Umesh Kumar Sharma is an Indian politician and journalist, serving as a member of the Uttarakhand Legislative Assembly from the Khanpur constituency since 2022 as an independent politician. He is also known for his work as a journalist and media entrepreneur.

== Early life and education ==
Umesh Kumar studied at the University of Delhi and earned a diploma in Media Law from the London School of Journalism.

== Career ==

=== Journalism ===
Kumar serves as the CEO and editor-in-chief of media platforms, including News Plus OTT and Pahad TV, focusing on regional and national news in India.

=== Political career ===
In the 2022 Uttarakhand Legislative Assembly election, Umesh Kumar won the Khanpur constituency as an independent candidate, defeating the Ravindra Singh of Bahujan Samaj Party. He also contested the 2024 Indian general election from the Haridwar Lok Sabha constituency as an independent candidate but was unsuccessful.

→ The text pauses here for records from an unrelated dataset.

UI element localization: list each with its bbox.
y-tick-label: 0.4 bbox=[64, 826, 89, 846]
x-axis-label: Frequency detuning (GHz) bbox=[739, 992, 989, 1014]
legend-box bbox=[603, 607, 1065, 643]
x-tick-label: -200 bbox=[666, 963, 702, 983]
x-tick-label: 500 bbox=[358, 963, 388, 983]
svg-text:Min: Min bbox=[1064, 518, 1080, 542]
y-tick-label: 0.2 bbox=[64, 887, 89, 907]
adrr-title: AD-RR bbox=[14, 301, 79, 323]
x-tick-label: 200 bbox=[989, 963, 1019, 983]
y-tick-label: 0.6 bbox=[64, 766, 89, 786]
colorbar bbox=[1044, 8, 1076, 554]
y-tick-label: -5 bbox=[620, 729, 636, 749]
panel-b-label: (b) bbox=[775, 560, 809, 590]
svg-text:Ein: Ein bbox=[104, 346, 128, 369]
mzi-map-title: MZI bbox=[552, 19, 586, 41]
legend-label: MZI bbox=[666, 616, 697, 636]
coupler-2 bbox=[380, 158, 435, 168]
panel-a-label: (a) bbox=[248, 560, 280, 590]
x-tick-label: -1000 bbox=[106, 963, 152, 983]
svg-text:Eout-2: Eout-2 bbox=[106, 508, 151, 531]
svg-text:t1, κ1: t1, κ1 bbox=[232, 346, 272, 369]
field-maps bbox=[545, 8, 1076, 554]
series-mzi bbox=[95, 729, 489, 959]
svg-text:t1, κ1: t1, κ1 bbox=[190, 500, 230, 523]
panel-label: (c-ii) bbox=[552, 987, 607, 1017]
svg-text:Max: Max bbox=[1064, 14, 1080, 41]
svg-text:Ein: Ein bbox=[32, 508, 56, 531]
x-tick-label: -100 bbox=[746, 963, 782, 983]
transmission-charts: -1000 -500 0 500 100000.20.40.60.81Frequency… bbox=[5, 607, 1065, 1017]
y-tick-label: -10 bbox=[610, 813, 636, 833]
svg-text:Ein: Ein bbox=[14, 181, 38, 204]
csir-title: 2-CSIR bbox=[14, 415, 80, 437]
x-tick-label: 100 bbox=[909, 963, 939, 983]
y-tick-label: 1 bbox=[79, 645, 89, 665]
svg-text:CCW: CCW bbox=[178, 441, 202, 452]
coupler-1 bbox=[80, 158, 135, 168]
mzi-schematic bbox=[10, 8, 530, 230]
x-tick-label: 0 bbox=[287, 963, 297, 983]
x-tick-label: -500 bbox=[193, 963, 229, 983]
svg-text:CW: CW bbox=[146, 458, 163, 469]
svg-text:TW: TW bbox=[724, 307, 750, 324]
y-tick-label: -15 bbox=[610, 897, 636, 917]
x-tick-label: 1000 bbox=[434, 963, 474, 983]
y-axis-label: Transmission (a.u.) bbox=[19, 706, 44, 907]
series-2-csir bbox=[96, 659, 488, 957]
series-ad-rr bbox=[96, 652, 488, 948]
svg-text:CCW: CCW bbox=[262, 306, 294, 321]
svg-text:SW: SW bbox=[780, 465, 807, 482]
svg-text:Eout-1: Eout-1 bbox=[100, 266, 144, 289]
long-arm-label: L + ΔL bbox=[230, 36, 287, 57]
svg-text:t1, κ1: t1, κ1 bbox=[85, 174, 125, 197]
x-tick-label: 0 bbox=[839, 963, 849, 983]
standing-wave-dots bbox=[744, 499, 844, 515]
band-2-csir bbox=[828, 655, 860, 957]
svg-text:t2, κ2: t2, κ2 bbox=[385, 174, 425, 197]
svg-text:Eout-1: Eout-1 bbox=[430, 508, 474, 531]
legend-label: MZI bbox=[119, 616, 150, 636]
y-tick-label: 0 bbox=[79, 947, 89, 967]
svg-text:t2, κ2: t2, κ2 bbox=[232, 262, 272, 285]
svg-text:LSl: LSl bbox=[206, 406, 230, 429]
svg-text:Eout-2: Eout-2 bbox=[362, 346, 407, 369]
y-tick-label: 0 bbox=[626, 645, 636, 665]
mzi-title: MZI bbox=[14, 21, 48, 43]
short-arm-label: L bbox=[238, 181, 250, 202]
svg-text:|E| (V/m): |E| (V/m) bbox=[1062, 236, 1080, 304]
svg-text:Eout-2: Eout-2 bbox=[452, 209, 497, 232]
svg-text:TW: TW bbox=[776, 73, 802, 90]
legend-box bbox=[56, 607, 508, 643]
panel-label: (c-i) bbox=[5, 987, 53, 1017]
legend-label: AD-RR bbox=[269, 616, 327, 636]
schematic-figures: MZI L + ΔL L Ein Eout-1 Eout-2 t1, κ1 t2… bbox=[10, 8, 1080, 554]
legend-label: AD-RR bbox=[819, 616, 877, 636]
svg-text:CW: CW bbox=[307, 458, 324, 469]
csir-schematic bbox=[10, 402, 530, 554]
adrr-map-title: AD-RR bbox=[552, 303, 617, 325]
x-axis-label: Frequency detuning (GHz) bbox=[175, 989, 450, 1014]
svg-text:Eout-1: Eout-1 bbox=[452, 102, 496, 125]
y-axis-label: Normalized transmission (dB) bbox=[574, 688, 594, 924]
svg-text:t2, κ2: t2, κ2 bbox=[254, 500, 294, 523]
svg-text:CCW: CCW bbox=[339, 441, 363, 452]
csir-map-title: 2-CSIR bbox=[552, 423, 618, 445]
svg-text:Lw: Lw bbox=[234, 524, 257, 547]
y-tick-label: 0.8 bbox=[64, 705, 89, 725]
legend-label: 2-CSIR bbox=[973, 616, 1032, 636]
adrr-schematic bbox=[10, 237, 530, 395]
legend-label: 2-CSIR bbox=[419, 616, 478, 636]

In 2025, Kumar faced a notice from the Uttarakhand Legislative Assembly under the anti-defection law, requiring a response within three weeks.

== Controversies ==
In 2025, Kumar was briefly detained following a reported firing incident involving former MLA Kunwar Pranav Singh. He was later released on bail. According to his election affidavit, Kumar has four pending criminal cases, including charges of unlawful assembly and voluntarily causing hurt.

== Personal life ==
Kumar resides in Haridwar, Uttarakhand. He is married, and his income sources include agriculture, media consultancy, and a firm.